I just read a good article from CFO.com that detailed the worst practices that people adopt when using spreadsheets – the most widely-used financial application out there. Most of us that have used spreadsheets at all in our jobs have seen poorly designed spreadsheets that were hard to follow, had incorrect formulas or were just plain sloppy looking. I study by PriceWaterhouseCoopers showed that over 90% off all spreadsheets contained errors. Adopting some sound practices around how spreadsheets are designed, handled, and updated can go a long way to cut down this error rate.
Among the worst practices cited by CFO.com, were: poor segregation of data, poor documentation of assumptions, poor documentation of constraints, and difficulties in making changes.
I will not go into a lengthy discussion about each of these offenses here, mainly because CFO.com already has, but one of the worst that I run into is poor segregation of data. Do not put multiple data points into a single cell and enter your calculation criteria in that cell.
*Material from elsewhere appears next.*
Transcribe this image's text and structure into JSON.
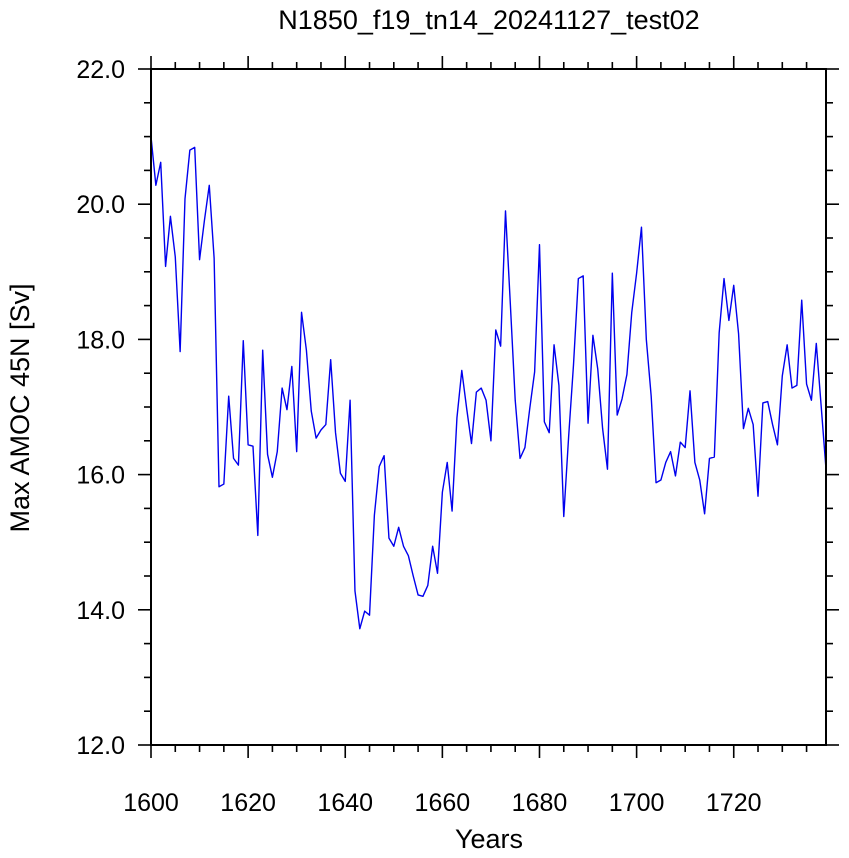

For instance, do not add four quarters of revenue by putting this in the cell: “=123544+127584+129848+153287”. Instead, create separate cells for this data and label each item appropriately. It is difficult for others, or even for yourself weeks later, to decipher what the numbers are that are arriving at the result. A properly designed spreadsheet will spell it out for the user.
Another practice that causes countless hours of rework for users is when spreadsheets are not originally designed to make changes easy. When formulas are entered as in the above example, it would be necessary to reenter all of the data if your estimates change for just one quarter. This vastly increases your likelihood for error.
By implementing these and other simple solutions mentioned in the CFO.com article, you can make your lives a lot easier by reducing the amount of time you spend tracking down discrepancies and rebuilding spreadsheets.